Wikipedia says
... consider the map $f:p_{\theta }\mapsto p_{T\,\mid\, \theta }$ which takes each distribution on model parameter $\theta$ to its induced distribution on statistic $𝑇$. The statistic $T$ is said to be complete when $f$ is surjective, and sufficient when $f$ is injective.
(emphasis mine)
Is this claim true? ie does $f:p_{\theta }\mapsto p_{T\,\mid\, \theta }$ being injective imply statistic $T$ is sufficient?
My research so far:
I think wikipedia is incorrect, as I can prove by counterexample. ie I can provide an example where $f:p_{\theta }\mapsto p_{T\,\mid\, \theta }$ is injective but $T$ is not a sufficient statistic.
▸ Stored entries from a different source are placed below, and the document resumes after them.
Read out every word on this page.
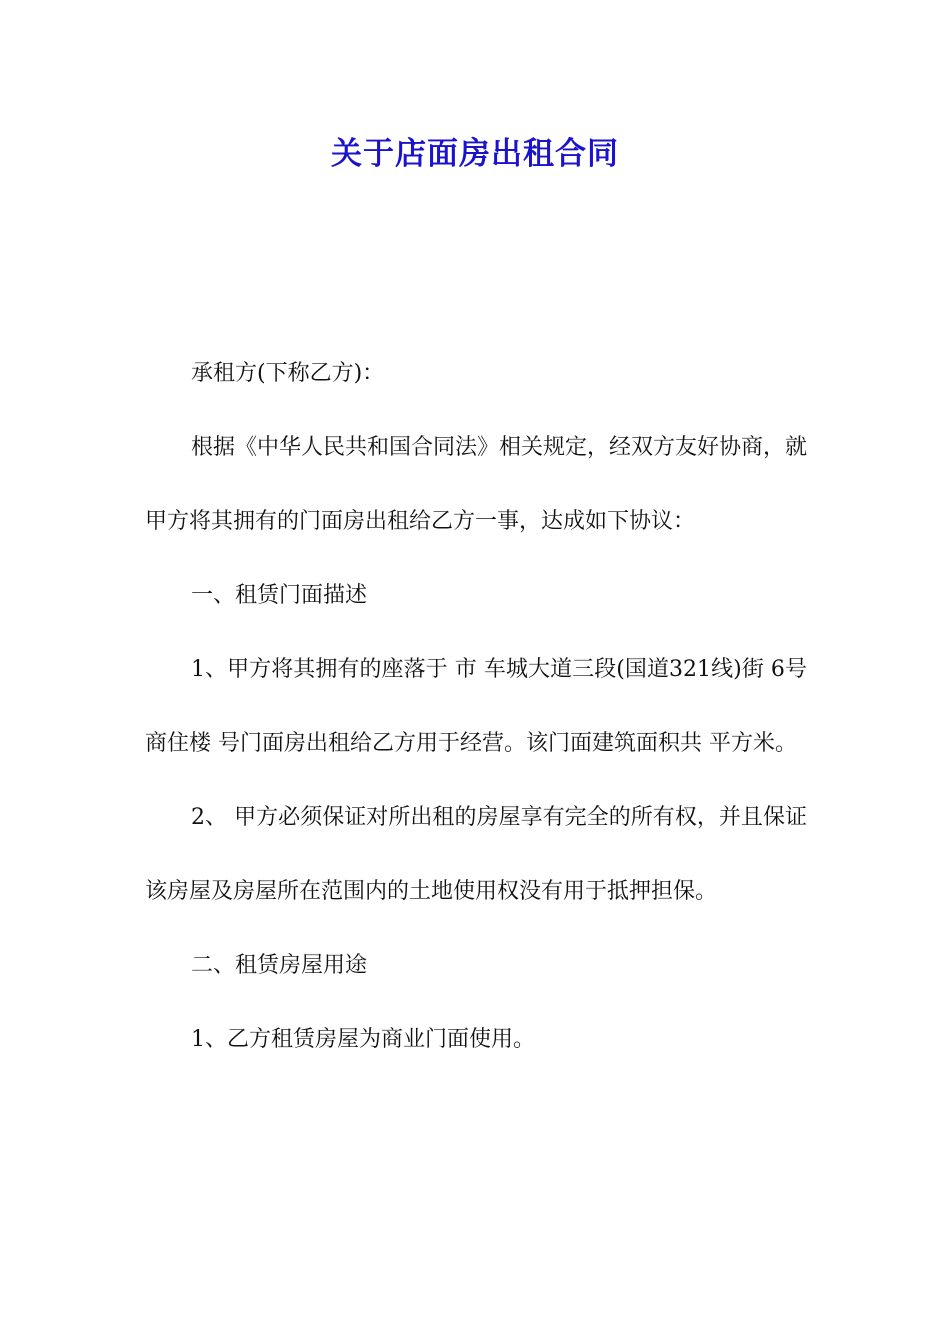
关于店面房出租合同

承租方(下称乙方)：

根据《中华人民共和国合同法》相关规定，经双方友好协商，就甲方将其拥有的门面房出租给乙方一事，达成如下协议：

一、租赁门面描述

1、甲方将其拥有的座落于 市 车城大道三段(国道321线)街 6号商住楼 号门面房出租给乙方用于经营。该门面建筑面积共 平方米。

2、 甲方必须保证对所出租的房屋享有完全的所有权，并且保证该房屋及房屋所在范围内的土地使用权没有用于抵押担保。

二、租赁房屋用途

1、乙方租赁房屋为商业门面使用。
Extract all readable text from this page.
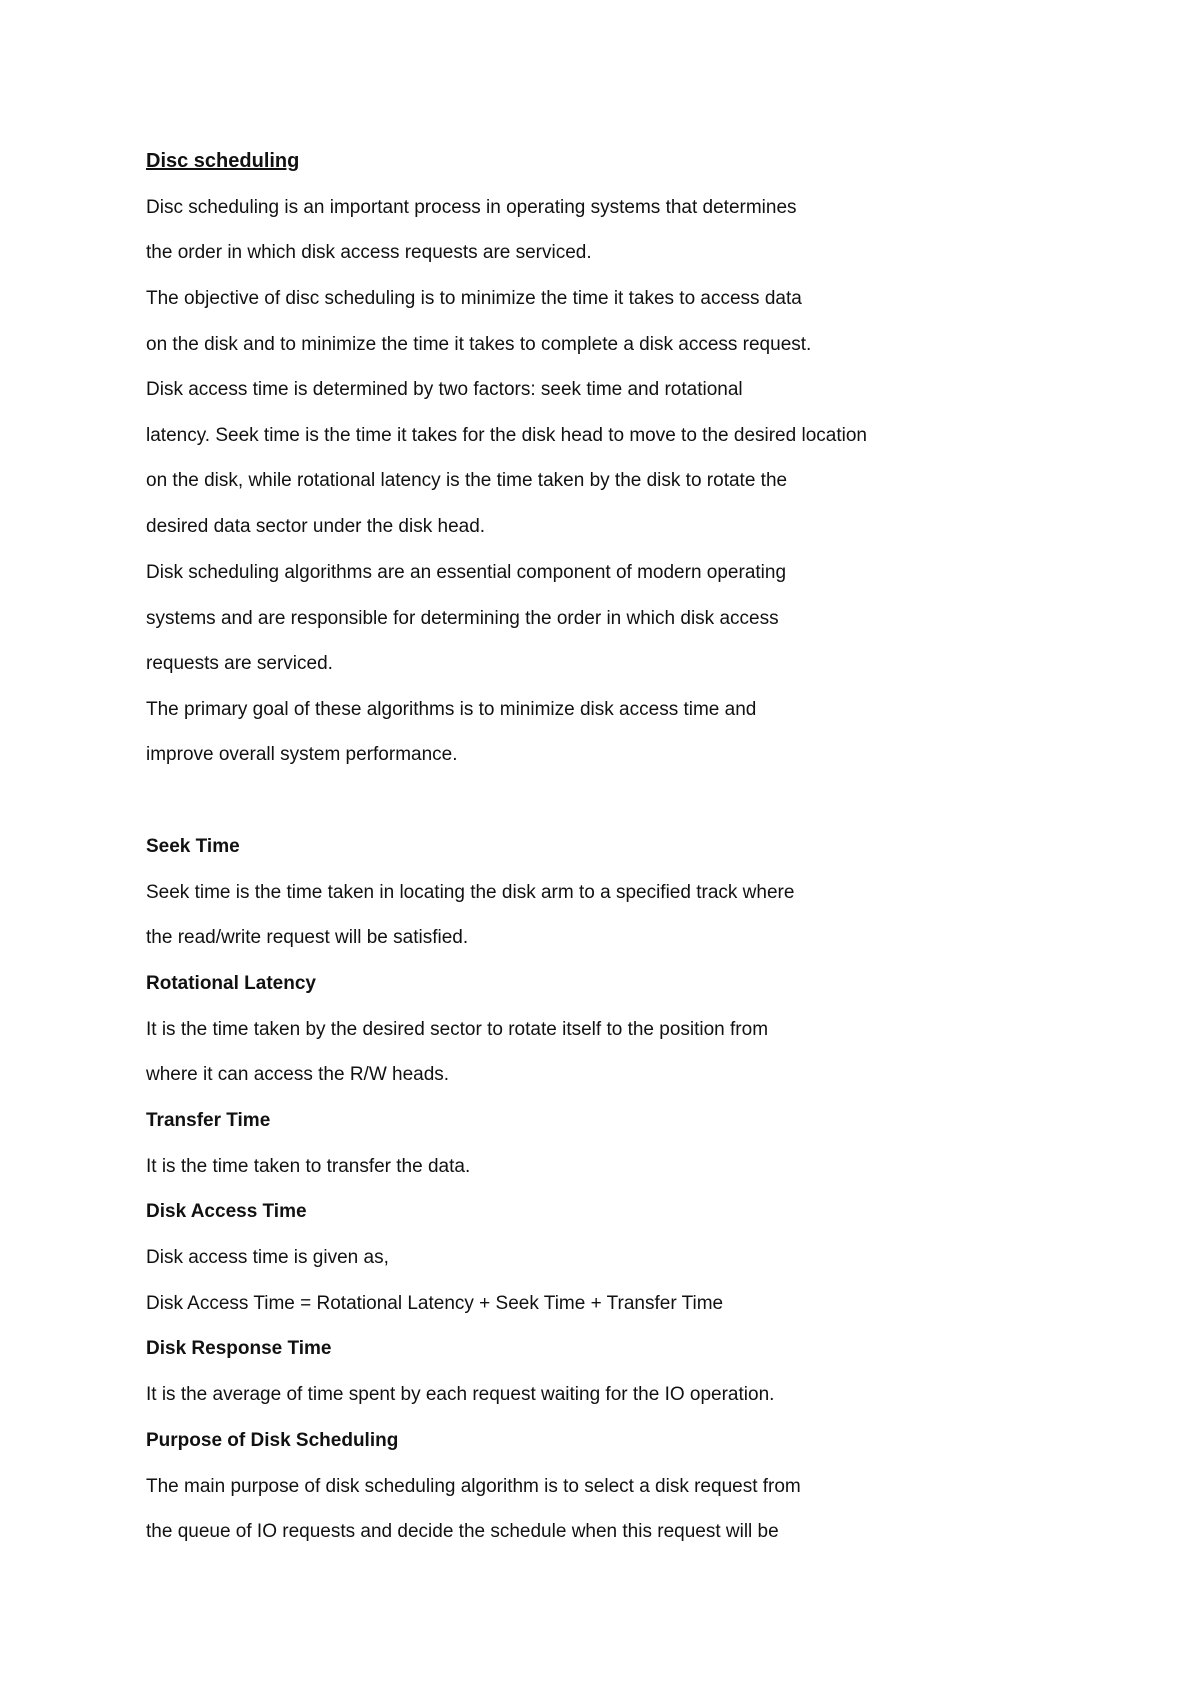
Disc scheduling
Disc scheduling is an important process in operating systems that determines
the order in which disk access requests are serviced.
The objective of disc scheduling is to minimize the time it takes to access data
on the disk and to minimize the time it takes to complete a disk access request.
Disk access time is determined by two factors: seek time and rotational
latency. Seek time is the time it takes for the disk head to move to the desired location
on the disk, while rotational latency is the time taken by the disk to rotate the
desired data sector under the disk head.
Disk scheduling algorithms are an essential component of modern operating
systems and are responsible for determining the order in which disk access
requests are serviced.
The primary goal of these algorithms is to minimize disk access time and
improve overall system performance.
Seek Time
Seek time is the time taken in locating the disk arm to a specified track where
the read/write request will be satisfied.
Rotational Latency
It is the time taken by the desired sector to rotate itself to the position from
where it can access the R/W heads.
Transfer Time
It is the time taken to transfer the data.
Disk Access Time
Disk access time is given as,
Disk Access Time = Rotational Latency + Seek Time + Transfer Time
Disk Response Time
It is the average of time spent by each request waiting for the IO operation.
Purpose of Disk Scheduling
The main purpose of disk scheduling algorithm is to select a disk request from
the queue of IO requests and decide the schedule when this request will be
Consider this conditional probability distribution of samples $X$ given parameters $\theta$, ie $p_{X\,\mid \,\theta}$:
(table 1)
$\theta_1$ | $\theta_2 $ | |
---|---|---|
$x_1$ | $0.1 $ | $0.2 $ |
$x_2$ | $ 0.2$ | $0.2 $ |
$x_3$ | $0.3$ | $0.3 $ |
$x_4$ | $ 0.4 $ | $0.3 $ |
and here is the map of samples $ X$ to statistic $T$, meaning that statistic $T$ calculated for sample $x_i$ (column 1) has value equal to $t_j$ (column 2) ie $T(x_i)=t_j$:
(table 2)
sample | statistic |
---|---|
$x_1$ | $t_1$ |
$x_2$ | $t_1$ |
$x_3$ | $t_2$ |
$x_4$ | $t_2$ |
which leads to the following conditional probability distribution of statistic $T$, given parameters $\theta$, ie $p_{T\,\mid\,\theta}$:
(table 3)
$\theta_1$ | $\theta_2$ | |
---|---|---|
$t_1$ | $0.3$ | $0.4$ |
$t_2$ | $0.7$ | $0.6 $ |
In this case $f:p_{\theta }\mapsto p_{T\,\mid\, \theta }$ is injective (can be deduced from table 3), but the statistic $ T$ is not sufficient, as for a given $T $ the conditional probability of $X $ is a function of $\theta$ (can be deduced form table 1 and table 2).